On your way to the gym stop. Turn around. Go home. Be a family man.


----------



## UKWolverine (Apr 25, 2009)

Light cardio helps me with leg DOMS, but you have to push through the initial pain but it eases up after 10 or so mins. Ibuprofen also helps with this.


----------



## IanStu (Apr 12, 2009)

I've never heard of any way...infact if I dont get em, i'd just start thinking i wasn't training hard enough...then I'd start worrying about that...so I'm always happy to be in pain!


----------



## martin brown (Dec 31, 2008)

Rest, massage, contrast showers/baths, heat, stretching and more training and more cardio all reduce DOMS.

Doms are not necessary - it just stops you training sooner than you should  Most of the time you can train through it anyway.

M


----------



## Xtrainer (Sep 4, 2008)

martin brown said:


> Rest, massage, contrast showers/baths, heat, stretching and more training and more cardio all reduce DOMS.
> 
> Doms are not necessary - it just stops you training sooner than you should  Most of the time you can train through it anyway.
> 
> M


Absolutely right. If you have really sever DOMS, I think you have gone on too long, too hard. You only get 48 hours of building from a muscle (ish) so any DOMS lasting past this is very counter productive.


----------



## Hobbit JT (Sep 13, 2008)

Well its monday evening now, I worked out on saturday and I'm not as sore it's dying down now. My calves are the only muscles that are making it hard to walk. I don't get too bothered by DOMS but when you find it hard to walk its kinda annoying. Feeling better though, I think I should definately warm down and stretch next time.


----------



## ares1 (Apr 27, 2008)

learn to embrace doms... think of it like how a banker would embrace pay day :lol: ...
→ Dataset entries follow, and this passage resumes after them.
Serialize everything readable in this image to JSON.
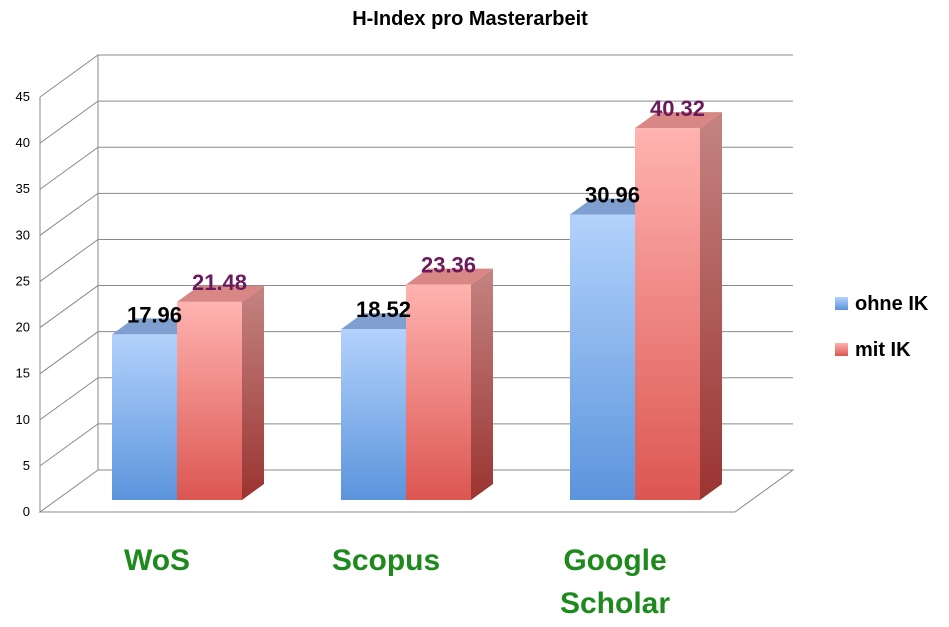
{
  "chart_data": {
    "type": "bar",
    "title": "H-Index pro Masterarbeit",
    "categories": [
      [
        "WoS"
      ],
      [
        "Scopus"
      ],
      [
        "Google",
        "Scholar"
      ]
    ],
    "series": [
      {
        "name": "ohne IK",
        "values": [
          17.96,
          18.52,
          30.96
        ],
        "color": "#8fb8ee",
        "label_color": "#000000"
      },
      {
        "name": "mit IK",
        "values": [
          21.48,
          23.36,
          40.32
        ],
        "color": "#f08c88",
        "label_color": "#6b1a5c"
      }
    ],
    "data_labels": [
      [
        "17.96",
        "18.52",
        "30.96"
      ],
      [
        "21.48",
        "23.36",
        "40.32"
      ]
    ],
    "ylim": [
      0,
      45
    ],
    "yticks": [
      "0",
      "5",
      "10",
      "15",
      "20",
      "25",
      "30",
      "35",
      "40",
      "45"
    ],
    "grid": true,
    "legend": "right",
    "category_color": "#1e8a1e"
  }
}
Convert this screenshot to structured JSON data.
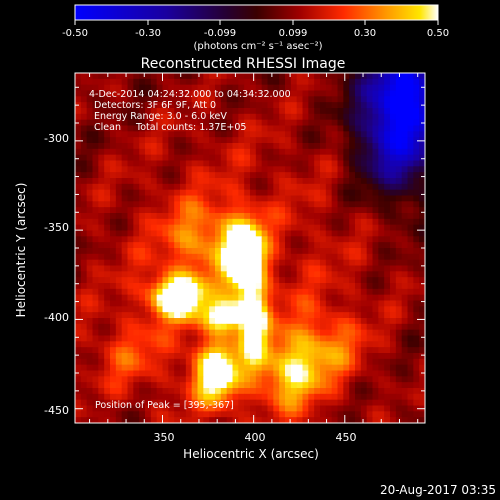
{
  "colorbar": {
    "ticks": [
      "-0.50",
      "-0.30",
      "-0.099",
      "0.099",
      "0.30",
      "0.50"
    ],
    "unit_label": "(photons cm⁻² s⁻¹ asec⁻²)",
    "range": [
      -0.5,
      0.5
    ]
  },
  "plot": {
    "title": "Reconstructed RHESSI Image",
    "info_lines": [
      "4-Dec-2014 04:24:32.000 to 04:34:32.000",
      "Detectors: 3F 6F 9F, Att 0",
      "Energy Range: 3.0 - 6.0 keV",
      "Clean     Total counts: 1.37E+05"
    ],
    "peak_label": "Position of Peak = [395,-367]",
    "x_label": "Heliocentric X (arcsec)",
    "y_label": "Heliocentric Y (arcsec)",
    "x_ticks": [
      "350",
      "400",
      "450"
    ],
    "y_ticks": [
      "-300",
      "-350",
      "-400",
      "-450"
    ],
    "x_range": [
      302,
      494
    ],
    "y_range": [
      -458,
      -262
    ]
  },
  "footer": {
    "timestamp": "20-Aug-2017 03:35"
  },
  "map": {
    "peak": [
      395,
      -367
    ],
    "sources": [
      {
        "x": 395,
        "y": -365,
        "amp": 0.62,
        "sx": 7,
        "sy": 14
      },
      {
        "x": 358,
        "y": -387,
        "amp": 0.55,
        "sx": 10,
        "sy": 8
      },
      {
        "x": 385,
        "y": -398,
        "amp": 0.42,
        "sx": 9,
        "sy": 6
      },
      {
        "x": 400,
        "y": -402,
        "amp": 0.4,
        "sx": 5,
        "sy": 16
      },
      {
        "x": 380,
        "y": -430,
        "amp": 0.45,
        "sx": 9,
        "sy": 12
      },
      {
        "x": 420,
        "y": -430,
        "amp": 0.3,
        "sx": 12,
        "sy": 14
      },
      {
        "x": 372,
        "y": -355,
        "amp": 0.2,
        "sx": 14,
        "sy": 14
      },
      {
        "x": 440,
        "y": -415,
        "amp": 0.18,
        "sx": 14,
        "sy": 14
      },
      {
        "x": 330,
        "y": -420,
        "amp": 0.12,
        "sx": 14,
        "sy": 14
      },
      {
        "x": 480,
        "y": -290,
        "amp": -0.55,
        "sx": 16,
        "sy": 26
      },
      {
        "x": 484,
        "y": -270,
        "amp": -0.25,
        "sx": 10,
        "sy": 12
      }
    ],
    "background": 0.05
  },
  "colors": {
    "background": "#000000",
    "text": "#ffffff"
  }
}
its a reward for doing the hard work in the gym :thumb:

There are a few things you can do to minimise sorness.

* Correct Pre, Intra & post workout nutrition

* Caffeine

* Vitamin c & e

* stretching

* Cold/ice bath

* cold, hot alternating showers.


----------



## jw007 (Apr 12, 2007)

Just Man up and take it


----------



## ares1 (Apr 27, 2008)

jw007 said:


> Just Man up and take it


i atually enjoy it.

i think i would be distraught if i woke up without doms in the muscle group i trained the previous day...


----------



## BassJunkie (Nov 10, 2008)

Stretch pre and post workout, or you could try some soft tissue work.


----------